Critical People

Matthew 5:11


Blessed are ye, when men shall revile you, and persecute you, and shall say all manner of evil against you falsely, for my sake.


Today, no picture. Image free. Use your imagination. Intriguing how pictures might actually diminish our ability to perceive. Our minds can generate pictures internally, and often more creatively than a provided picture if we give it the opportunity. You have my permission to visionate. Images may not be royalty free, words still are.

With both my readings of Calvin and St. Francis on the Sermon on the Mount, not foreseeing the parallelism ahead of time between the books, I have been pondering the Beatitudes. All of it runs counter to human nature and I suppose that is Jesus's point. His listeners must have been like "Whaaaa....?" Whereas the miracle bread and fishes were easy to eat, these teachings are a hard dish.

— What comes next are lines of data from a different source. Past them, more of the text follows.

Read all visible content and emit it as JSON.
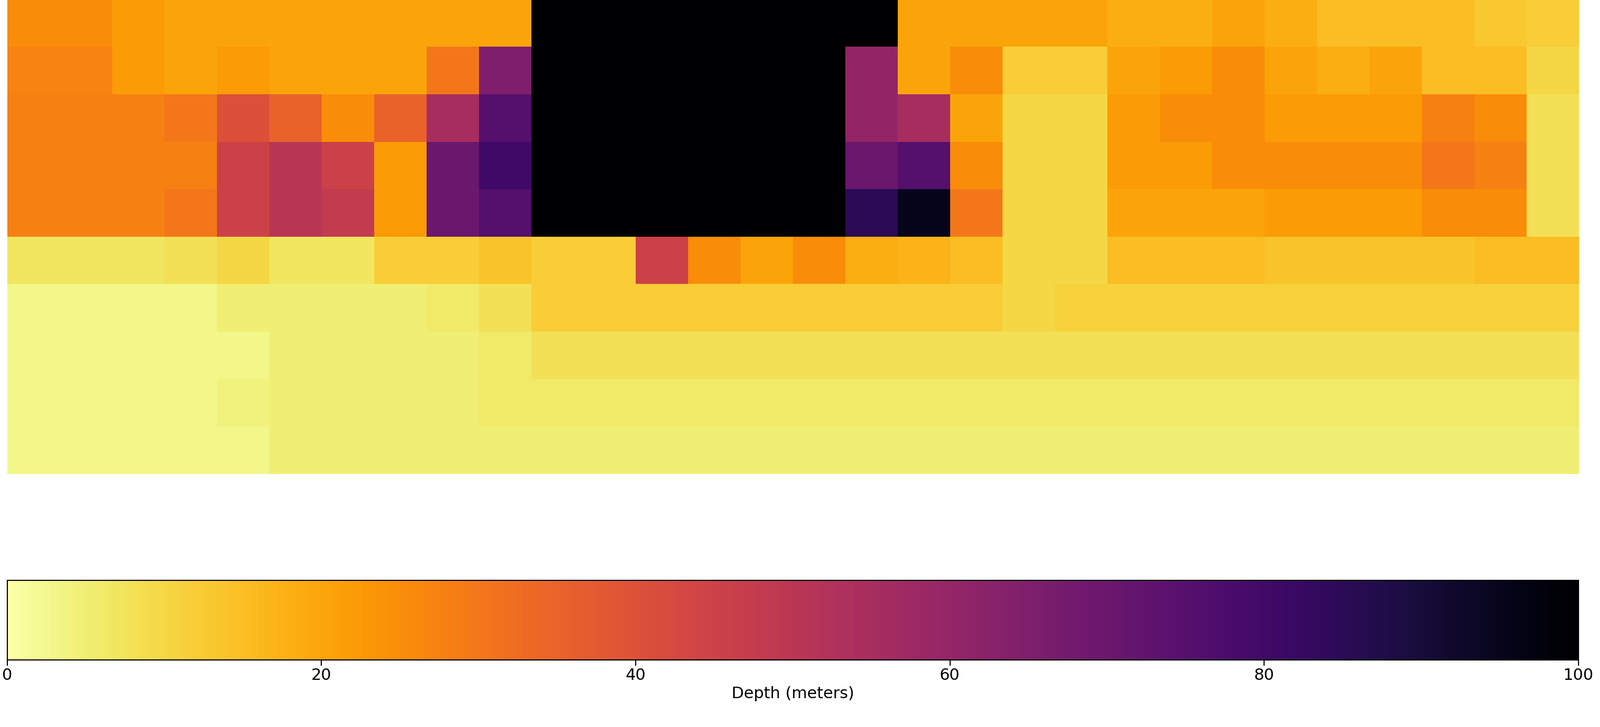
{
  "chart_data": {
    "type": "heatmap",
    "tick_labels": false,
    "cells": [
      [
        25,
        25,
        22,
        20,
        20,
        20,
        20,
        20,
        20,
        20,
        100,
        100,
        100,
        100,
        100,
        100,
        100,
        20,
        20,
        20,
        20,
        18,
        18,
        20,
        18,
        15,
        15,
        15,
        13,
        12
      ],
      [
        27,
        27,
        22,
        20,
        22,
        20,
        20,
        20,
        30,
        65,
        100,
        100,
        100,
        100,
        100,
        100,
        60,
        20,
        25,
        12,
        12,
        20,
        22,
        25,
        20,
        18,
        20,
        15,
        15,
        10
      ],
      [
        28,
        28,
        28,
        30,
        40,
        35,
        25,
        35,
        55,
        75,
        100,
        100,
        100,
        100,
        100,
        100,
        60,
        55,
        20,
        10,
        10,
        22,
        25,
        25,
        22,
        22,
        22,
        28,
        25,
        8
      ],
      [
        28,
        28,
        28,
        28,
        45,
        50,
        45,
        22,
        70,
        80,
        100,
        100,
        100,
        100,
        100,
        100,
        70,
        75,
        25,
        10,
        10,
        22,
        22,
        25,
        25,
        25,
        25,
        30,
        28,
        8
      ],
      [
        28,
        28,
        28,
        30,
        45,
        50,
        48,
        22,
        70,
        75,
        100,
        100,
        100,
        100,
        100,
        100,
        85,
        95,
        30,
        10,
        10,
        20,
        20,
        20,
        22,
        22,
        22,
        25,
        25,
        8
      ],
      [
        7,
        7,
        7,
        8,
        10,
        7,
        7,
        12,
        12,
        14,
        12,
        12,
        45,
        25,
        20,
        25,
        18,
        17,
        15,
        10,
        10,
        15,
        15,
        15,
        14,
        14,
        14,
        14,
        15,
        15
      ],
      [
        3,
        3,
        3,
        3,
        5,
        5,
        5,
        5,
        6,
        8,
        12,
        12,
        12,
        12,
        12,
        12,
        12,
        12,
        12,
        10,
        11,
        11,
        11,
        11,
        11,
        11,
        11,
        11,
        11,
        11
      ],
      [
        3,
        3,
        3,
        3,
        3,
        5,
        5,
        5,
        5,
        6,
        8,
        8,
        8,
        8,
        8,
        8,
        8,
        8,
        8,
        8,
        8,
        8,
        8,
        8,
        8,
        8,
        8,
        8,
        8,
        8
      ],
      [
        3,
        3,
        3,
        3,
        4,
        5,
        5,
        5,
        5,
        6,
        6,
        6,
        6,
        6,
        6,
        6,
        6,
        6,
        6,
        6,
        6,
        6,
        6,
        6,
        6,
        6,
        6,
        6,
        6,
        6
      ],
      [
        3,
        3,
        3,
        3,
        3,
        5,
        5,
        5,
        5,
        5,
        5,
        5,
        5,
        5,
        5,
        5,
        5,
        5,
        5,
        5,
        5,
        5,
        5,
        5,
        5,
        5,
        5,
        5,
        5,
        5
      ]
    ],
    "colorbar_range": [
      0,
      100
    ],
    "colorbar_ticks": [
      0,
      20,
      40,
      60,
      80,
      100
    ],
    "colorbar_label": "Depth (meters)"
  }
}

What we see in His teachings are a radically new way to view human relationships. Far from being platitudes, these principles are ground zero on topics that are sources of great pain. Let us examine Matthew 5:11 above. No one likes to be criticized. Even when the criticism is deserved, my reaction is typically akin to swallowing a horse pill. I will choke it down. How about when the criticism is false, or quite a bit over-the-top as to be untrue in the exaggeration? Keep your poison to yourself.

I am particularly sensitive to criticism. When a child, I had (and have) Learning Disabilities. Being called "retarded" by at least one teacher overtly and unabashedly, and a kid in the neighborhood who used to come up to the small yellow school  bus and call me Ricky Retardo (a play on I Love Lucy's Ricky Ricardo) as well in general just not getting it (whatever "It" is, telling time, tying shoelaces), caused me to develop a lot of Maginot-like Line defenses. Eventually, I became dismissive of critical people, figuring that they had their own issues. It took me a long-time to get there to that realization, and even longer to crank the filters down to let legit feedback enter in. Filters are intended to take out the bad and let in the pure. Hurtful words, properly intended, can be quite helpful. Still a struggle to say, "Thank you sir, may I have another." Not to mention the internal self-critic. My most-used word for myself in this practice is "Dumb-Ass."

What Jesus is zeroing in on is when criticism in entirely incorrect and false. Truth is not a trait of humanity. Ever since the Garden, mankind has been at war against the Truth. Most of us practice adequately truth with a small t. But as Romans 1 states, on the Big Truth, we are consistently and chronically exchanging the Truth for a Lie. Like we are entitled to happiness in this world, lots of stuff, and no problems. My take on Jesus's teaching is to recognize that we must transcend humanity's inclination for error, misjudgment or just plain lies. God is the only authority on Truth. Seeking approval from the capricious crowd is so conditional. Look at Christ, from "Hallelujah" to "Crucify Him" within 24 hours. Recognizing this, should we not expect people to denigrate us unfairly and make our peace with this and instead give it to God and let Him arbitrate and adjudicate?

Our consciences properly empowered will either excuse or accuse us, or find the balance between what is true and what is false. Trust the process, trust the Provider of the process. Truth, like Resurrection, can't be kept down forever.